È il segnale della ripresa dell’epidemia?
«No, sta accadendo esattamente quanto ci aspettavamo. Fa parte della storia naturale delle epidemie, nessuno si illudeva che non ci sarebbero stati più problemi. Il virus circola di meno ma c’è e solo con il distanziamento possiamo controllarlo»

È il risultato di un certo rilassamento da parte della collettività?
«Sì, potrebbe essere così e mi auguro che questo suoni come un campanello d’allarme. Il Sars-CoV 2 non è finito, non bisogna rilassarsi, è un rischio non prendere precauzioni ».

C’è chi sostiene che il virus sia clinicamente morto.
«Le terapie intensive si stanno svuotando ma solo perché i malati vengono intercettati e curati prima e le persone fragili si proteggono. Ma il virus è cattivo come prima. Lo dicono i morti di ieri a Roma legati al focolaio del San Raffaele».

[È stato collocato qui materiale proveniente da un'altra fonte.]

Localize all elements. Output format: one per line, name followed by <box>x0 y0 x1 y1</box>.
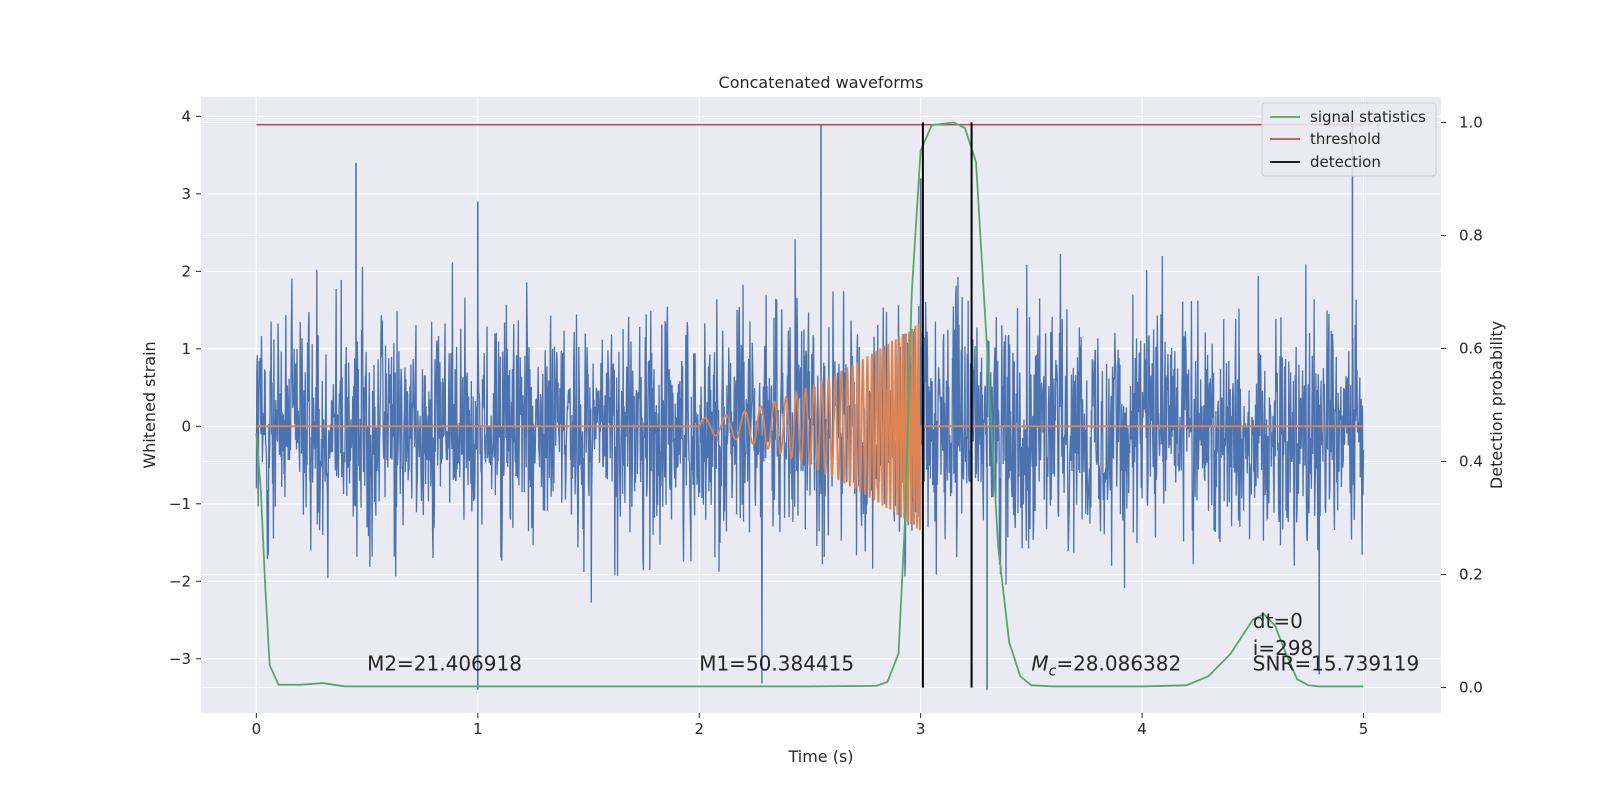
y2-ticks: 0.0 0.2 0.4 0.6 0.8 1.0 <box>1441 113 1483 697</box>
strain-series <box>255 239 1365 684</box>
y-tick-label-3: 0 <box>181 417 191 435</box>
annotation-0: M2=21.406918 <box>367 651 522 675</box>
y-tick-label-1: −2 <box>169 572 191 590</box>
x-tick-label-3: 3 <box>916 720 926 738</box>
x-tick-label-2: 2 <box>694 720 704 738</box>
y-tick-label-2: −1 <box>169 495 191 513</box>
signal-statistics-series <box>255 121 1364 688</box>
annotations: M2=21.406918 M1=50.384415 Mc=28.086382 dt=0… <box>367 609 1419 680</box>
legend-label-detection: detection <box>1310 153 1381 171</box>
y-axis-label: Whitened strain <box>140 341 159 468</box>
legend-label-threshold: threshold <box>1310 130 1381 148</box>
annotation-1: M1=50.384415 <box>699 651 854 675</box>
x-tick-label-4: 4 <box>1137 720 1147 738</box>
y-ticks: −3 −2 −1 0 1 2 3 4 <box>169 107 201 668</box>
annotation-5: SNR=15.739119 <box>1253 651 1419 675</box>
x-tick-label-1: 1 <box>473 720 483 738</box>
y2-tick-label-4: 0.8 <box>1459 226 1483 244</box>
legend-label-signal-statistics: signal statistics <box>1310 108 1426 126</box>
y2-tick-label-2: 0.4 <box>1459 453 1483 471</box>
y-tick-label-5: 2 <box>181 262 191 280</box>
y2-tick-label-0: 0.0 <box>1459 679 1483 697</box>
y2-axis-label: Detection probability <box>1487 321 1506 489</box>
x-tick-label-0: 0 <box>252 720 262 738</box>
chart-title: Concatenated waveforms <box>719 73 924 92</box>
y2-tick-label-5: 1.0 <box>1459 113 1483 131</box>
annotation-2: Mc=28.086382 <box>1031 651 1181 679</box>
injection-series <box>256 323 1364 531</box>
annotation-3: dt=0 <box>1253 609 1303 633</box>
annotation-4: i=298 <box>1253 636 1314 660</box>
y-tick-label-6: 3 <box>181 185 191 203</box>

Le riaperture attuate sono state troppo affrettate?
«Al contrario. Le riaperture sono state attuate per gradi, con scansione bisettimanale, come il comitato tecnico scientifico aveva raccomandato. Era necessario tornare alla normalità. Le istituzioni hanno fatto il loro dovere, adesso tocca alla gente rispettare le regole».

Insomma non è preoccupato?
«Lo sarei se i focolai fossero molteplici anche con minori casi ciascuno. Qui si tratta di eventi limitati nel tempo e nello spazio. Sarei più preoccupato se si verificassero 10 episodi in 10 luoghi diversi e prolungati nel tempo. In questa circostanza sappiamo invece dove sono nati e quando».

Secondo lei dobbiamo aspettarci una seconda ondata epidemica?
«Se per seconda ondata intendiamo la replica di quella che abbiamo vissuto tra febbraio e aprile le rispondo che no, a mio parere è difficile che si ripeta nel periodo autunnale con lo stesso vigore. Saranno inevitabili invece tanti micro focolai che però abbiamo imparato a gestire. Purtroppo non è così dappertutto nel mondo».

I direttore dell’Oms Ghebreyesus ha avvertito gli Stati dell’organizzazione: a livello mondiale la curva dell’epidemia è in rialzo?
«Sì, basta guardare quanto sta accadendo in America Latina, in particolare in Brasile. Il virus può arrivare in Italia anche da quei Paesi che stanno alimentando l’epidemia E’ una contraddizione limitare gli spostamenti tra i Paesi Schengen e non con il resto del mondo».

Lo Jenner Institute di Oxford ha annunciato che entro l’anno ci sarà il vaccino. Un’industria farmaceutica è pronta a produrlo in 2 miliardi di dosi. Prospettiva plausibile?
«La comunità scientifica non ha ancora visto dati, quelli iniziali erano contrastanti. Noi come Oms stiamo cercando di dare fondi affinché una volta che il vaccino sarà pronto possa essere venduto a prezzi accessibili».

E le terapie?
«Anche da questo punto di vista il virus si comporta in modo anomalo rispondendo alle terapie diversamente nei singoli pazienti e devono dunque essere individualizzate. E’ uno dei motivi che rendono difficili le sperimentazioni. Mancano ancora farmaci specifici, spero molto negli anticorpi monoclonali ma anche qui siamo solo all’inizio del percorso».